Travel-Jakarta Imposes Partial Lockdown
With an increase in cases, some hospitals at over capacity, and a dearth of available ICU beds, the Jakarta administration reimposed large-scale social restrictions (PSBB) starting on Monday, but the curbs are more relaxed than when they were first implemented in April. Workplaces in 11 essential sectors – including health, food, energy, communications, finance, logistics and daily needs retail – will be allowed to remain open at 50 percent of capacity, while private companies outside these sectors as well as government offices must implement work-from-home policies and allow no more than 25 percent of their employees to work in the office at the same time.

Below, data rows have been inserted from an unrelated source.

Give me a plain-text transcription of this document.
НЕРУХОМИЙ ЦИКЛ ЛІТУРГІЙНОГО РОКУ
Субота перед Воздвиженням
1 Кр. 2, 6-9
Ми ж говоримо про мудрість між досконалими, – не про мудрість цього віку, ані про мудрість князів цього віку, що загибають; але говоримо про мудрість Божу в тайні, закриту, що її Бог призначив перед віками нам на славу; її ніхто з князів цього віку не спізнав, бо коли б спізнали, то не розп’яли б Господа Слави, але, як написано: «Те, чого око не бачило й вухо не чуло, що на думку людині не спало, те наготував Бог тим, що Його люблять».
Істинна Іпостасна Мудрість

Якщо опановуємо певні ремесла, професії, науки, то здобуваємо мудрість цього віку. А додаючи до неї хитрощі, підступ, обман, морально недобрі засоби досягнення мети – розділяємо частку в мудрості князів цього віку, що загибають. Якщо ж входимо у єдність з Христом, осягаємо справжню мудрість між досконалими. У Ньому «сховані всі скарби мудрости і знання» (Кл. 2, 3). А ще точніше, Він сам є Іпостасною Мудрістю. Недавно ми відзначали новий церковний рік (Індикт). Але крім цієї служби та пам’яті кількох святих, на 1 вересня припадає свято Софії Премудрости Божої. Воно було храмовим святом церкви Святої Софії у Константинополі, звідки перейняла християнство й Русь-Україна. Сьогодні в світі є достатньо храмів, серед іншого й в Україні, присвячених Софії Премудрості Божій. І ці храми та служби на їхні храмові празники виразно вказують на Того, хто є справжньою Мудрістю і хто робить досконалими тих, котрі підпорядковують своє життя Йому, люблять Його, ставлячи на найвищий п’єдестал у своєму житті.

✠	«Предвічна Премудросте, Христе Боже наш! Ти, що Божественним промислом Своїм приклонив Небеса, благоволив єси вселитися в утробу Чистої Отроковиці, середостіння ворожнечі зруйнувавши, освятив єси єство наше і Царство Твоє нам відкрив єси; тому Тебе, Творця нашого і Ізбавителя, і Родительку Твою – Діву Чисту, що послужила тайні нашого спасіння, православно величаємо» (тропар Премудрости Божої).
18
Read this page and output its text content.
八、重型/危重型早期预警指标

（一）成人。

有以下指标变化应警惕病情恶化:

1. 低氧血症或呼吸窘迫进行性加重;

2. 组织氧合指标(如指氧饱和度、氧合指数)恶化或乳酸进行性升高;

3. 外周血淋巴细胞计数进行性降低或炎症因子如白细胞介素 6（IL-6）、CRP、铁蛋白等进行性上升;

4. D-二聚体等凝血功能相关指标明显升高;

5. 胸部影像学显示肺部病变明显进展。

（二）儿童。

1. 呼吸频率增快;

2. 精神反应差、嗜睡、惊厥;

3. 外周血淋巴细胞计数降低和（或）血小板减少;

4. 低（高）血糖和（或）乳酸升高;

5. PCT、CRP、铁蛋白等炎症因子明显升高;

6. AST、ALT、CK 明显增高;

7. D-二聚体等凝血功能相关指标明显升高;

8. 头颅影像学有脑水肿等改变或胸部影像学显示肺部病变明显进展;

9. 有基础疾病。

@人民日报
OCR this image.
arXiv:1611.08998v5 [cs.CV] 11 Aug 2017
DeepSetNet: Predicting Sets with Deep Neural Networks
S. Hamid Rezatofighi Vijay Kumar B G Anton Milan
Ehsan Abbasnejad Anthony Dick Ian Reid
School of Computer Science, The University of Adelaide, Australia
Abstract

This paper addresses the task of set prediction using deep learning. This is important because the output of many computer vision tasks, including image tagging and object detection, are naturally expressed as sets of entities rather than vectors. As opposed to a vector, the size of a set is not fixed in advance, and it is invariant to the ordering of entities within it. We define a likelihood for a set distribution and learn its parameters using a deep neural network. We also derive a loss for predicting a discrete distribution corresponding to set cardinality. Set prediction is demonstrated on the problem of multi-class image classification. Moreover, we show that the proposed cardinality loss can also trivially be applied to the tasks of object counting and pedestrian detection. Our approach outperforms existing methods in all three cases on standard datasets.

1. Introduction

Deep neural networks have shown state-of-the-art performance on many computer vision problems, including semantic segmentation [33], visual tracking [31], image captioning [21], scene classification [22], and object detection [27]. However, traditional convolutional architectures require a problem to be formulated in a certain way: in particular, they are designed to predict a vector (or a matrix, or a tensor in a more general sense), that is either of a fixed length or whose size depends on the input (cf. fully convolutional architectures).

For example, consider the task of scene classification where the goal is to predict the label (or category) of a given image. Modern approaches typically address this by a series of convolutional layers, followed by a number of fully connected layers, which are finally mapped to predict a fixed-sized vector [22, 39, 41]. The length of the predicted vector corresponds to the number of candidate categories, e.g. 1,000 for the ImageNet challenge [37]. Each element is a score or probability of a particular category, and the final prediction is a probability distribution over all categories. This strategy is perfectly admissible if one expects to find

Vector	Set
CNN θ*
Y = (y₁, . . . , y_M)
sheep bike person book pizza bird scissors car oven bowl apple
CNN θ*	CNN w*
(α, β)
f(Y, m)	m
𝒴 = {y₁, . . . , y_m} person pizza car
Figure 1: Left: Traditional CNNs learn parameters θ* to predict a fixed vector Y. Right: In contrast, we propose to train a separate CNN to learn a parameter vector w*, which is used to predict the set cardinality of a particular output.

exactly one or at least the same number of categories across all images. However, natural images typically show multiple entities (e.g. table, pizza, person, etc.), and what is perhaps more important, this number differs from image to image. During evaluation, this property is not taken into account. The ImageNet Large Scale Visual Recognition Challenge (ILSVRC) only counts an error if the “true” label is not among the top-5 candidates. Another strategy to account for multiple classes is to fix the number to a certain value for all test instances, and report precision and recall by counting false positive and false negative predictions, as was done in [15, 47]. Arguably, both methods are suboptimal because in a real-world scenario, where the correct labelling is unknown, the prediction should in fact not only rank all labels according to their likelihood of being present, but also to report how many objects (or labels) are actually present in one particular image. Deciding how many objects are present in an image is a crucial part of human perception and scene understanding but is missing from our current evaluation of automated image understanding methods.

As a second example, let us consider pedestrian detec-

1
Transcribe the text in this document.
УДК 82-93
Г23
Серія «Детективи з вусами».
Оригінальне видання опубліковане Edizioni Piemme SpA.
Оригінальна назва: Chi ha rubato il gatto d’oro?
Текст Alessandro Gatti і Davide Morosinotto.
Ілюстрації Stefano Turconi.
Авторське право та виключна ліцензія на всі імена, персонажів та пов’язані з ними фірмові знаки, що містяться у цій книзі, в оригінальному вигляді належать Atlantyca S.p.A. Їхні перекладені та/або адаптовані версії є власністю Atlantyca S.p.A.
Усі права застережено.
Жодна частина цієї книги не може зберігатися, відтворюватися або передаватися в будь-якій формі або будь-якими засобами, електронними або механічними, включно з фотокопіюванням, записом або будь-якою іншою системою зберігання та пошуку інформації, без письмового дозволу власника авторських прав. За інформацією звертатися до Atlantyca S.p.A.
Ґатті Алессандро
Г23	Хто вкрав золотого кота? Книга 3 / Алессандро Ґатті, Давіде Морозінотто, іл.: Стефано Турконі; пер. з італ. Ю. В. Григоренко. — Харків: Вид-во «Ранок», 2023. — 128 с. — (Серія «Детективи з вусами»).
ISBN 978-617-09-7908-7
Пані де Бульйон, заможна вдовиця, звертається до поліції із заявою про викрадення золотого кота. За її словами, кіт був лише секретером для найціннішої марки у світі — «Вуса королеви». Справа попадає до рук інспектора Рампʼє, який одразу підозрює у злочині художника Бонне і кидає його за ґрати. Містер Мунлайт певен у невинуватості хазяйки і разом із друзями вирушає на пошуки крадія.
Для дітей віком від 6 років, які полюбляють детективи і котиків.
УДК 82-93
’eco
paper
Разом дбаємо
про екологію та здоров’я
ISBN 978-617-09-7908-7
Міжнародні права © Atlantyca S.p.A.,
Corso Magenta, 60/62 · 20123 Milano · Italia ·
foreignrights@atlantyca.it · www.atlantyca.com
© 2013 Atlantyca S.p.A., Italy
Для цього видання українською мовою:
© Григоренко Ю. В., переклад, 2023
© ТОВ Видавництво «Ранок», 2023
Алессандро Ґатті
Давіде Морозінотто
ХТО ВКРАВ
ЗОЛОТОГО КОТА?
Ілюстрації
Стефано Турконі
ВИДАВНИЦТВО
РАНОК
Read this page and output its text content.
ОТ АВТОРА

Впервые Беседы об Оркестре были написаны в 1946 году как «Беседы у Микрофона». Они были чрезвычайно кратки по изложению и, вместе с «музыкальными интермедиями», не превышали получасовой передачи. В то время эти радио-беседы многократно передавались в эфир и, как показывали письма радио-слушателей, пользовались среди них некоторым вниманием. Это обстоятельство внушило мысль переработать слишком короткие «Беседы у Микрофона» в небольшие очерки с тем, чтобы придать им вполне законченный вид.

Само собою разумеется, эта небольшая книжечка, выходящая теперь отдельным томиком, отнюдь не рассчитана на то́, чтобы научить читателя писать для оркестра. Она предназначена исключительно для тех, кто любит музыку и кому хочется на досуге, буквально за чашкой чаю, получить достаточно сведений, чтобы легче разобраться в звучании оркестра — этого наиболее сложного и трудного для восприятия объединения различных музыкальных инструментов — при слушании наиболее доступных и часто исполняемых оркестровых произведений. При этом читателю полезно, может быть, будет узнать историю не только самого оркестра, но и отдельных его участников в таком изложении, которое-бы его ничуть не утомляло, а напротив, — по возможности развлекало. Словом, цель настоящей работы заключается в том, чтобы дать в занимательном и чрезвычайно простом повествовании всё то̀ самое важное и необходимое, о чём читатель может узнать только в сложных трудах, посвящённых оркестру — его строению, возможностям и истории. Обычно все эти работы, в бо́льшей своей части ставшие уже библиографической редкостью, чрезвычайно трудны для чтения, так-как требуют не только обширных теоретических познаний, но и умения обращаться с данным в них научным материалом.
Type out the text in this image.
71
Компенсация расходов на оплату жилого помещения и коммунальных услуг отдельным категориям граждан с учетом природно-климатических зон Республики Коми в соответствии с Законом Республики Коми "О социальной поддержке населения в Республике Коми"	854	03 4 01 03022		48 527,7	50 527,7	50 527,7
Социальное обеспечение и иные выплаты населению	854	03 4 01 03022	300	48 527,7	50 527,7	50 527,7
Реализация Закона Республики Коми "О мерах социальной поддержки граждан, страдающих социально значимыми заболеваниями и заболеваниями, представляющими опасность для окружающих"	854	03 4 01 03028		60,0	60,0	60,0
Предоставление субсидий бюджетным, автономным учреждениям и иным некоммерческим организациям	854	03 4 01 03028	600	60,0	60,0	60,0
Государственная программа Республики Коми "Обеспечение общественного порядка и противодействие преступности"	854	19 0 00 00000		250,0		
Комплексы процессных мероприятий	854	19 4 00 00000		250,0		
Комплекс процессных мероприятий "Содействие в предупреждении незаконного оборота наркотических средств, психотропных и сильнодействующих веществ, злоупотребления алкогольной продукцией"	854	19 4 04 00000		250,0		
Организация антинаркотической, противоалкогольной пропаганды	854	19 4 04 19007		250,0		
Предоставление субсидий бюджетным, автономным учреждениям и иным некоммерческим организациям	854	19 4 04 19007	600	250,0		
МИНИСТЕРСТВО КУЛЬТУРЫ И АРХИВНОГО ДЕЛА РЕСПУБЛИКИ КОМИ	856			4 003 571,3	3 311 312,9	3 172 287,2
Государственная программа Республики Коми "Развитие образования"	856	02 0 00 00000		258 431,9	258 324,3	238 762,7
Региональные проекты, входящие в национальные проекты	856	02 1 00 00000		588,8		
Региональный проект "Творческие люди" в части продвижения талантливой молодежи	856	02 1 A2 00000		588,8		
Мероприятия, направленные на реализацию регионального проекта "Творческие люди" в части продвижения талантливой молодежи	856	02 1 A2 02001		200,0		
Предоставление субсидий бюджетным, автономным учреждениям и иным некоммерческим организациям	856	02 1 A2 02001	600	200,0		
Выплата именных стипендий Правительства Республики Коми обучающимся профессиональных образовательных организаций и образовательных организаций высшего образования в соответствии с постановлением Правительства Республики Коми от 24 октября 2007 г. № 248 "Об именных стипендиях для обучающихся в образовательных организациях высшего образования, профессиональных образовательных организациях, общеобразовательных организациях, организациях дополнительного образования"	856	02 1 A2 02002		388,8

- 2021 Budget -The government and the House of Representatives have agreed to widen the state budget deficit to 5.7 percent of gross domestic product (GDP) next year.
- Poverty Up– The Institute for Development of Economics and Finance (Indef) has predicted that Indonesia’s poverty rate may rise to 10.34 percent in September, 2020 in the wake of the COVID-19 pandemic.
- Weak Q3 Predicted: Retail sales fell again in July according to Bank Indonesia (BI) data, indicative of a weak recovery in the current quarter. The economy shrank 5.3% in the second quarter, and even though consumer confidence increased in July and August as social restrictions were lifted and informal workers could again earn money, it may not be enough to put things in a positive territory. This is especially worrisome as Jakarta again locks down and other regions may follow.